# O Elefante vidente

Notebook apresentado no [Floripa Tech Day 2022](https://www.floripatechday.com.br/o-evento/) com o intuito de ser um índice de informações sobre como podemos executar algoritmos de machine learning "dentro" do próprio Postgres.

## Versão: 0.9-beta

Esta versão beta foi utilziada para testar a hipótese se era possível treinar um modelo, armazená-lo e reusá-lo para previsão posterior, validando algumas referências. 
Como próximos passos os modelos serão melhorados e gráficos serão utilizados para compor a análise.

## O que veremos

* PostgreSQL
* Anaconda
* Jupyter
* VSCode
* KMeans

## Fontes: 

- https://www.postgresql.org/docs/14/plpython.html
- https://archive.ics.uci.edu/ml/index.php
- https://github.com/catherinedevlin/ipython-sql
- https://rpubs.com/HassanOUKHOUYA/K-means
- https://archive.ics.uci.edu/ml/machine-learning-databases/wine-quality/winequality-red.csv
- https://gist.githubusercontent.com/curran/a08a1080b88344b0c8a7/raw/0e7a9b0a5d22642a06d3d5b9bcbad9890c8ee534/iris.csv
- https://www.cybertec-postgresql.com/en/machine-learning-in-postgresql-part-1-kmeans-clustering/
- https://www.askpython.com/python/examples/plot-k-means-clusters-python

# Preparação do notebook

In [20]:
%load_ext sql
%sql postgresql://guedes@localhost:5435/guedes

The sql extension is already loaded. To reload it, use:
  %reload_ext sql


## Limpeza inicial

In [50]:
%%sql
drop table if exists iris;
drop table if exists wine;
drop table if exists models;
drop table if exists red_wine;
drop table if exists white_wine;
drop function if exists show_tables();
drop function if exists varios_testes();
drop function if exists show_mnist();
drop function if exists show_mnist(out text);
drop function if exists show_mnist(out double precision, out double precision);
drop function if exists get_kmeans_centroids(text, text, integer);
drop function if exists kmeans(text, text[], integer);
drop function if exists multiout_simple_setof(integer, integer, integer);
drop function if exists multiout_simple_setof(integer);
drop function if exists predict_kmeans(text, text, integer, real[]);

 * postgresql://guedes@localhost:5435/guedes
Done.
Done.
Done.
Done.
Done.
Done.
Done.
Done.
Done.
Done.


[]

# Criando funções auxiliares

### Função que testa imports e execução de consulta

In [51]:
%%sql
create or replace 
    function varios_testes()
    returns text
as $$
    import pandas as pd 
    import numpy as np
    import tensorflow as tf

    tables = plpy.execute('select schemaname, tablename, tableowner from pg_tables')

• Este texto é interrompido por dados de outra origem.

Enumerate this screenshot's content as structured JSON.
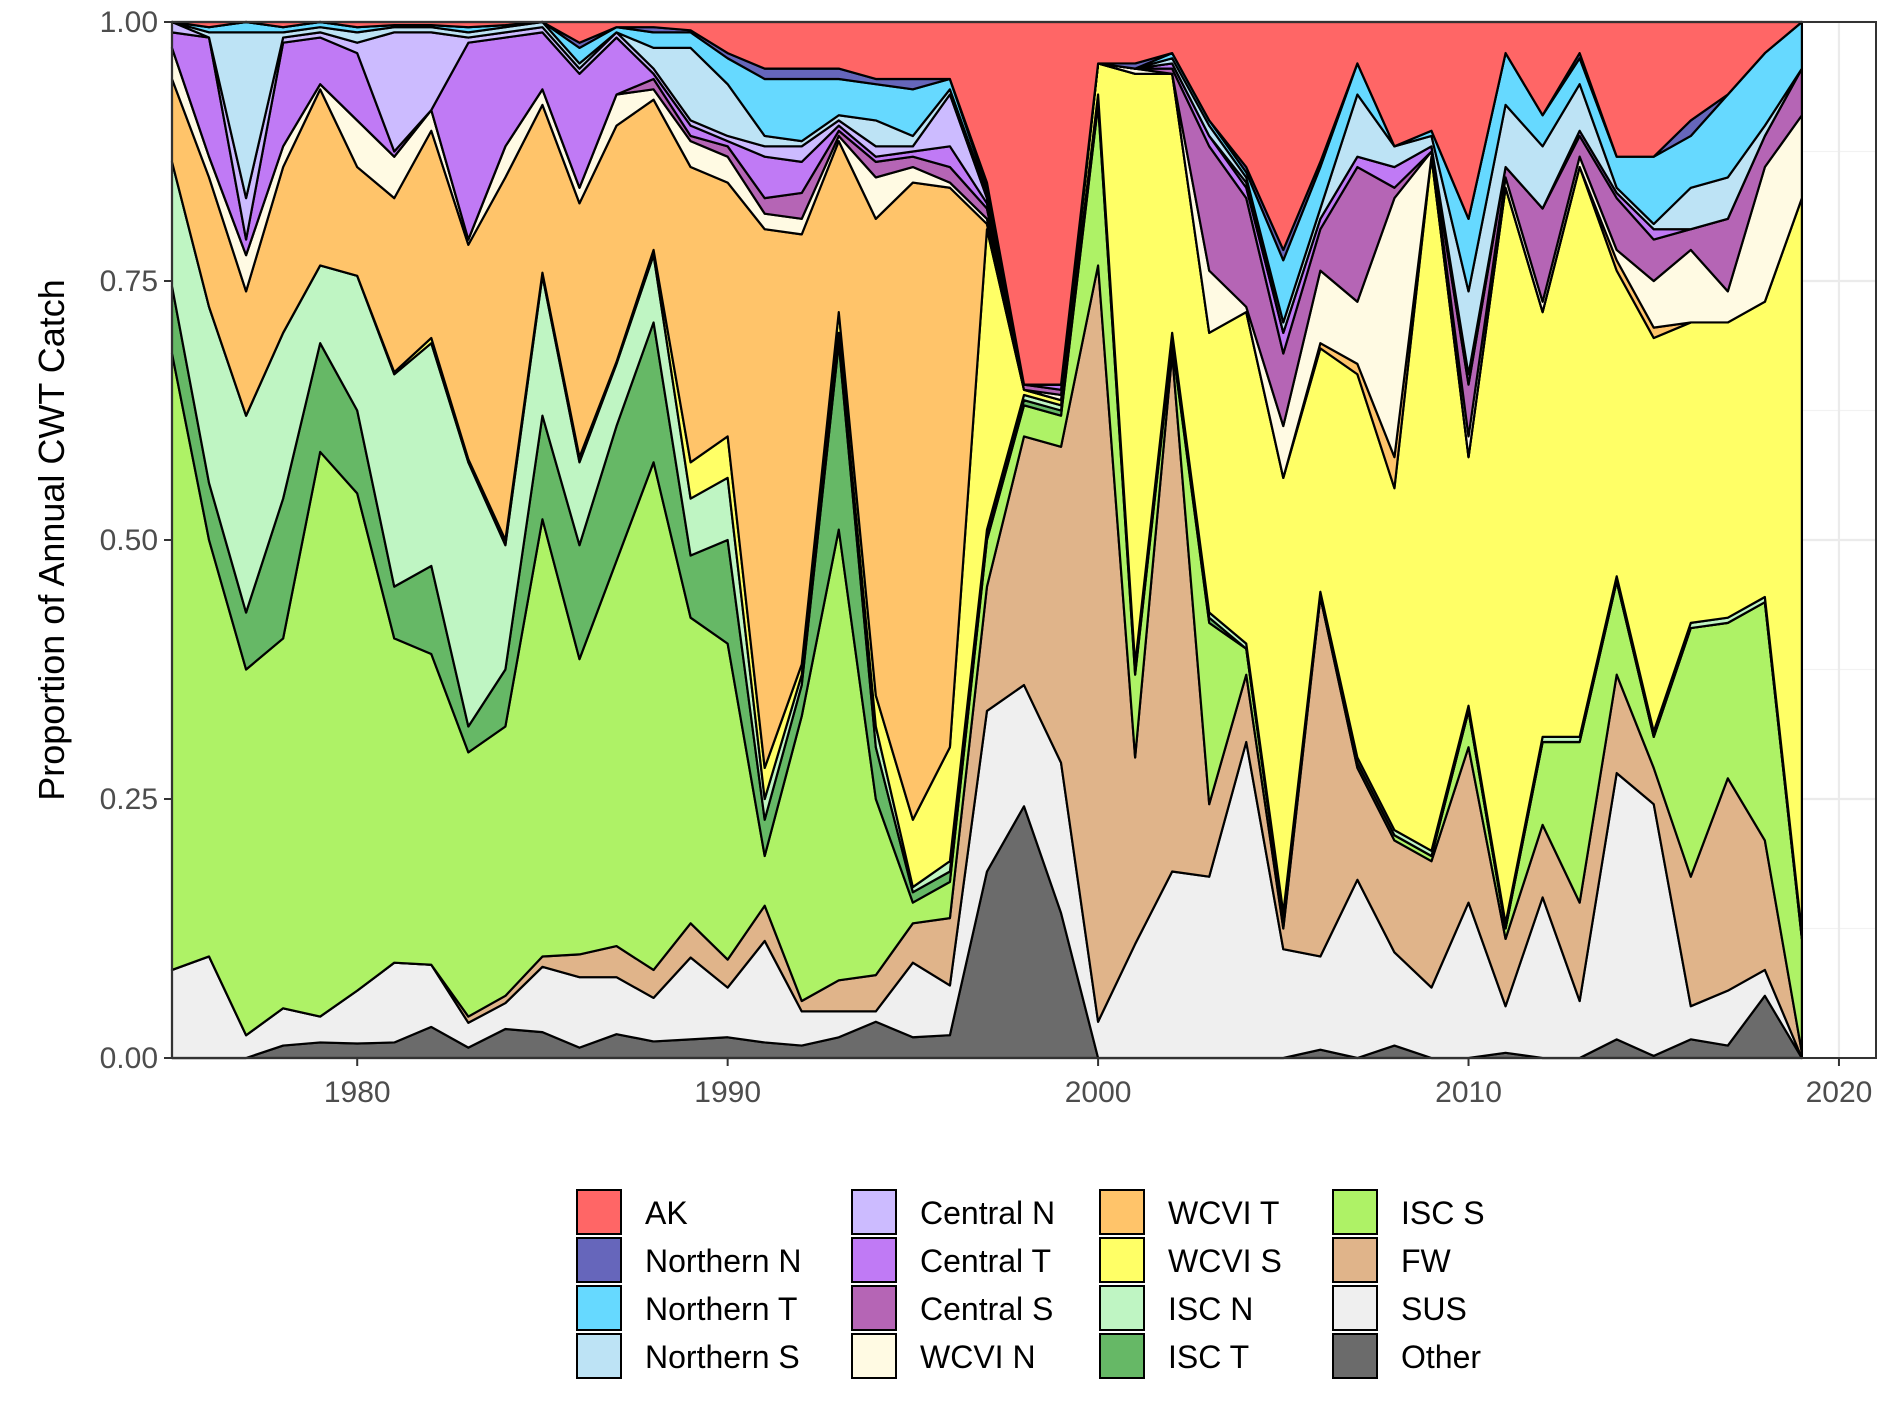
{
  "chart_data": {
    "type": "area",
    "stacked": true,
    "normalized": true,
    "ylabel": "Proportion of Annual CWT Catch",
    "xlabel": "",
    "xlim": [
      1975,
      2021
    ],
    "ylim": [
      0,
      1
    ],
    "x_ticks": [
      1980,
      1990,
      2000,
      2010,
      2020
    ],
    "y_ticks": [
      "0.00",
      "0.25",
      "0.50",
      "0.75",
      "1.00"
    ],
    "legend_position": "bottom",
    "grid": true,
    "x": [
      1975,
      1976,
      1977,
      1978,
      1979,
      1980,
      1981,
      1982,
      1983,
      1984,
      1985,
      1986,
      1987,
      1988,
      1989,
      1990,
      1991,
      1992,
      1993,
      1994,
      1995,
      1996,
      1997,
      1998,
      1999,
      2000,
      2001,
      2002,
      2003,
      2004,
      2005,
      2006,
      2007,
      2008,
      2009,
      2010,
      2011,
      2012,
      2013,
      2014,
      2015,
      2016,
      2017,
      2018,
      2019
    ],
    "series_order_bottom_to_top": [
      "Other",
      "SUS",
      "FW",
      "ISC S",
      "ISC T",
      "ISC N",
      "WCVI S",
      "WCVI T",
      "WCVI N",
      "Central S",
      "Central T",
      "Central N",
      "Northern S",
      "Northern T",
      "Northern N",
      "AK"
    ],
    "cumulative_tops": {
      "Other": [
        0,
        0,
        0,
        0.012,
        0.015,
        0.014,
        0.015,
        0.03,
        0.01,
        0.028,
        0.025,
        0.01,
        0.023,
        0.016,
        0.018,
        0.02,
        0.015,
        0.012,
        0.02,
        0.035,
        0.02,
        0.022,
        0.18,
        0.243,
        0.14,
        0,
        0,
        0,
        0,
        0,
        0,
        0.008,
        0,
        0.012,
        0,
        0,
        0.005,
        0,
        0,
        0.018,
        0.002,
        0.018,
        0.012,
        0.06,
        0
      ],
      "SUS": [
        0.085,
        0.098,
        0.022,
        0.048,
        0.04,
        0.065,
        0.092,
        0.09,
        0.034,
        0.053,
        0.088,
        0.078,
        0.078,
        0.058,
        0.097,
        0.068,
        0.113,
        0.045,
        0.045,
        0.045,
        0.092,
        0.07,
        0.335,
        0.36,
        0.285,
        0.035,
        0.11,
        0.18,
        0.175,
        0.305,
        0.105,
        0.098,
        0.172,
        0.102,
        0.068,
        0.15,
        0.05,
        0.155,
        0.055,
        0.275,
        0.245,
        0.05,
        0.065,
        0.085,
        0
      ],
      "FW": [
        0.085,
        0.098,
        0.022,
        0.048,
        0.04,
        0.065,
        0.092,
        0.09,
        0.04,
        0.06,
        0.098,
        0.1,
        0.108,
        0.085,
        0.13,
        0.095,
        0.147,
        0.055,
        0.075,
        0.08,
        0.13,
        0.135,
        0.455,
        0.6,
        0.59,
        0.765,
        0.29,
        0.68,
        0.245,
        0.37,
        0.125,
        0.445,
        0.28,
        0.21,
        0.19,
        0.3,
        0.115,
        0.225,
        0.15,
        0.37,
        0.28,
        0.175,
        0.27,
        0.21,
        0.005
      ],
      "ISC S": [
        0.68,
        0.5,
        0.375,
        0.405,
        0.585,
        0.545,
        0.405,
        0.39,
        0.295,
        0.32,
        0.52,
        0.385,
        0.48,
        0.575,
        0.425,
        0.4,
        0.195,
        0.33,
        0.51,
        0.25,
        0.15,
        0.17,
        0.5,
        0.63,
        0.62,
        0.92,
        0.37,
        0.69,
        0.42,
        0.395,
        0.135,
        0.445,
        0.285,
        0.215,
        0.195,
        0.335,
        0.125,
        0.305,
        0.305,
        0.46,
        0.31,
        0.415,
        0.42,
        0.44,
        0.115
      ],
      "ISC T": [
        0.745,
        0.555,
        0.43,
        0.54,
        0.69,
        0.625,
        0.455,
        0.475,
        0.32,
        0.375,
        0.62,
        0.495,
        0.61,
        0.71,
        0.485,
        0.5,
        0.23,
        0.36,
        0.69,
        0.3,
        0.16,
        0.18,
        0.505,
        0.635,
        0.625,
        0.925,
        0.375,
        0.695,
        0.425,
        0.395,
        0.135,
        0.445,
        0.285,
        0.215,
        0.195,
        0.335,
        0.125,
        0.305,
        0.305,
        0.46,
        0.31,
        0.415,
        0.42,
        0.44,
        0.115
      ],
      "ISC N": [
        0.865,
        0.725,
        0.62,
        0.7,
        0.765,
        0.755,
        0.66,
        0.69,
        0.575,
        0.495,
        0.755,
        0.575,
        0.67,
        0.775,
        0.54,
        0.56,
        0.25,
        0.37,
        0.7,
        0.32,
        0.165,
        0.19,
        0.51,
        0.64,
        0.63,
        0.93,
        0.38,
        0.7,
        0.43,
        0.4,
        0.14,
        0.45,
        0.29,
        0.22,
        0.2,
        0.34,
        0.13,
        0.31,
        0.31,
        0.465,
        0.315,
        0.42,
        0.425,
        0.445,
        0.12
      ],
      "WCVI S": [
        0.865,
        0.725,
        0.62,
        0.7,
        0.765,
        0.755,
        0.662,
        0.695,
        0.578,
        0.5,
        0.758,
        0.58,
        0.672,
        0.78,
        0.575,
        0.6,
        0.28,
        0.38,
        0.72,
        0.35,
        0.23,
        0.3,
        0.8,
        0.645,
        0.635,
        0.96,
        0.95,
        0.95,
        0.7,
        0.72,
        0.56,
        0.685,
        0.66,
        0.55,
        0.87,
        0.58,
        0.84,
        0.72,
        0.86,
        0.76,
        0.695,
        0.71,
        0.71,
        0.73,
        0.83
      ],
      "WCVI T": [
        0.945,
        0.85,
        0.74,
        0.86,
        0.935,
        0.86,
        0.83,
        0.895,
        0.785,
        0.85,
        0.92,
        0.825,
        0.9,
        0.925,
        0.86,
        0.845,
        0.8,
        0.795,
        0.885,
        0.81,
        0.845,
        0.84,
        0.805,
        0.645,
        0.635,
        0.96,
        0.95,
        0.95,
        0.7,
        0.72,
        0.56,
        0.69,
        0.67,
        0.58,
        0.87,
        0.58,
        0.84,
        0.72,
        0.86,
        0.77,
        0.705,
        0.71,
        0.71,
        0.73,
        0.83
      ],
      "WCVI N": [
        0.975,
        0.87,
        0.775,
        0.88,
        0.94,
        0.905,
        0.87,
        0.915,
        0.79,
        0.88,
        0.935,
        0.84,
        0.93,
        0.935,
        0.885,
        0.87,
        0.815,
        0.81,
        0.89,
        0.85,
        0.86,
        0.845,
        0.81,
        0.645,
        0.64,
        0.96,
        0.955,
        0.95,
        0.76,
        0.725,
        0.61,
        0.76,
        0.73,
        0.83,
        0.875,
        0.6,
        0.85,
        0.73,
        0.87,
        0.78,
        0.75,
        0.78,
        0.74,
        0.86,
        0.91
      ],
      "Central S": [
        0.975,
        0.87,
        0.775,
        0.88,
        0.94,
        0.905,
        0.87,
        0.915,
        0.79,
        0.88,
        0.935,
        0.84,
        0.93,
        0.945,
        0.89,
        0.88,
        0.83,
        0.835,
        0.895,
        0.865,
        0.87,
        0.86,
        0.82,
        0.65,
        0.645,
        0.96,
        0.955,
        0.955,
        0.88,
        0.83,
        0.68,
        0.8,
        0.86,
        0.84,
        0.875,
        0.65,
        0.86,
        0.82,
        0.89,
        0.83,
        0.79,
        0.8,
        0.81,
        0.89,
        0.955
      ],
      "Central T": [
        0.99,
        0.985,
        0.79,
        0.98,
        0.985,
        0.97,
        0.875,
        0.915,
        0.98,
        0.985,
        0.99,
        0.95,
        0.985,
        0.95,
        0.9,
        0.885,
        0.87,
        0.865,
        0.9,
        0.87,
        0.875,
        0.88,
        0.825,
        0.65,
        0.65,
        0.96,
        0.955,
        0.96,
        0.89,
        0.84,
        0.7,
        0.81,
        0.87,
        0.86,
        0.88,
        0.66,
        0.86,
        0.82,
        0.895,
        0.835,
        0.8,
        0.8,
        0.81,
        0.89,
        0.955
      ],
      "Central N": [
        1.0,
        0.985,
        0.83,
        0.985,
        0.99,
        0.98,
        0.99,
        0.99,
        0.985,
        0.99,
        0.995,
        0.955,
        0.99,
        0.955,
        0.905,
        0.89,
        0.88,
        0.88,
        0.905,
        0.88,
        0.88,
        0.93,
        0.83,
        0.65,
        0.65,
        0.96,
        0.955,
        0.96,
        0.89,
        0.845,
        0.7,
        0.81,
        0.87,
        0.86,
        0.88,
        0.66,
        0.86,
        0.82,
        0.895,
        0.835,
        0.8,
        0.8,
        0.81,
        0.89,
        0.955
      ],
      "Northern S": [
        1.0,
        0.99,
        0.99,
        0.99,
        0.995,
        0.99,
        0.995,
        0.995,
        0.99,
        0.995,
        1.0,
        0.96,
        0.99,
        0.975,
        0.975,
        0.94,
        0.89,
        0.885,
        0.91,
        0.905,
        0.89,
        0.935,
        0.835,
        0.65,
        0.65,
        0.96,
        0.955,
        0.965,
        0.9,
        0.85,
        0.71,
        0.82,
        0.93,
        0.88,
        0.89,
        0.74,
        0.92,
        0.88,
        0.94,
        0.84,
        0.805,
        0.84,
        0.85,
        0.9,
        0.955
      ],
      "Northern T": [
        1.0,
        0.995,
        1.0,
        0.995,
        1.0,
        0.995,
        0.997,
        0.997,
        0.995,
        0.997,
        1.0,
        0.975,
        0.995,
        0.99,
        0.99,
        0.965,
        0.945,
        0.945,
        0.945,
        0.94,
        0.935,
        0.945,
        0.84,
        0.65,
        0.65,
        0.96,
        0.955,
        0.97,
        0.905,
        0.855,
        0.77,
        0.86,
        0.96,
        0.88,
        0.895,
        0.81,
        0.97,
        0.91,
        0.965,
        0.87,
        0.87,
        0.89,
        0.93,
        0.97,
        1.0
      ],
      "Northern N": [
        1.0,
        0.995,
        1.0,
        0.995,
        1.0,
        0.995,
        0.997,
        0.997,
        0.995,
        0.997,
        1.0,
        0.98,
        0.995,
        0.995,
        0.992,
        0.97,
        0.955,
        0.955,
        0.955,
        0.945,
        0.945,
        0.945,
        0.845,
        0.65,
        0.65,
        0.96,
        0.96,
        0.97,
        0.905,
        0.86,
        0.78,
        0.865,
        0.96,
        0.88,
        0.895,
        0.81,
        0.97,
        0.91,
        0.97,
        0.87,
        0.87,
        0.905,
        0.93,
        0.97,
        1.0
      ],
      "AK": [
        1,
        1,
        1,
        1,
        1,
        1,
        1,
        1,
        1,
        1,
        1,
        1,
        1,
        1,
        1,
        1,
        1,
        1,
        1,
        1,
        1,
        1,
        1,
        1,
        1,
        1,
        1,
        1,
        1,
        1,
        1,
        1,
        1,
        1,
        1,
        1,
        1,
        1,
        1,
        1,
        1,
        1,
        1,
        1,
        1
      ]
    },
    "legend": [
      {
        "name": "AK",
        "color": "#ff6666"
      },
      {
        "name": "Northern N",
        "color": "#6666bb"
      },
      {
        "name": "Northern T",
        "color": "#66d9ff"
      },
      {
        "name": "Northern S",
        "color": "#bde3f5"
      },
      {
        "name": "Central N",
        "color": "#ccbbff"
      },
      {
        "name": "Central T",
        "color": "#c07af5"
      },
      {
        "name": "Central S",
        "color": "#b565b5"
      },
      {
        "name": "WCVI N",
        "color": "#fffae3"
      },
      {
        "name": "WCVI T",
        "color": "#ffc46a"
      },
      {
        "name": "WCVI S",
        "color": "#ffff66"
      },
      {
        "name": "ISC N",
        "color": "#bff5c3"
      },
      {
        "name": "ISC T",
        "color": "#66b866"
      },
      {
        "name": "ISC S",
        "color": "#aef266"
      },
      {
        "name": "FW",
        "color": "#e0b48a"
      },
      {
        "name": "SUS",
        "color": "#efefef"
      },
      {
        "name": "Other",
        "color": "#6b6b6b"
      }
    ]
  }
}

    columns = list(tables[0].keys())
    df = pd.DataFrame.from_records(tables, columns=columns)
    df['table'] = df['tablename'].str.upper()

    return 'tabelas: \n{}\n----\n TF Version: {}'.format(df, tf.__version__)
$$
language plpython3u;

 * postgresql://guedes@localhost:5435/guedes
Done.


[]

In [23]:
%%sql
select varios_testes();

 * postgresql://guedes@localhost:5435/guedes
1 rows affected.


varios_testes
tabelas: schemaname ... table 0 pg_catalog ... PG_STATISTIC 1 pg_catalog ... PG_TYPE 2 pg_catalog ... PG_FOREIGN_TABLE 3 pg_catalog ... PG_AUTHID 4 pg_catalog ... PG_STATISTIC_EXT_DATA .. ... ... ... 61 pg_catalog ... PG_LARGEOBJECT 62 information_schema ... SQL_PARTS 63 information_schema ... SQL_IMPLEMENTATION_INFO 64 information_schema ... SQL_FEATURES 65 information_schema ... SQL_SIZING [66 rows x 4 columns] ----  TF Version: 2.4.1


#### Possível erro por conta da GLIBC

Se este erro ocorrer, uma atitude marota precisa ser tomada...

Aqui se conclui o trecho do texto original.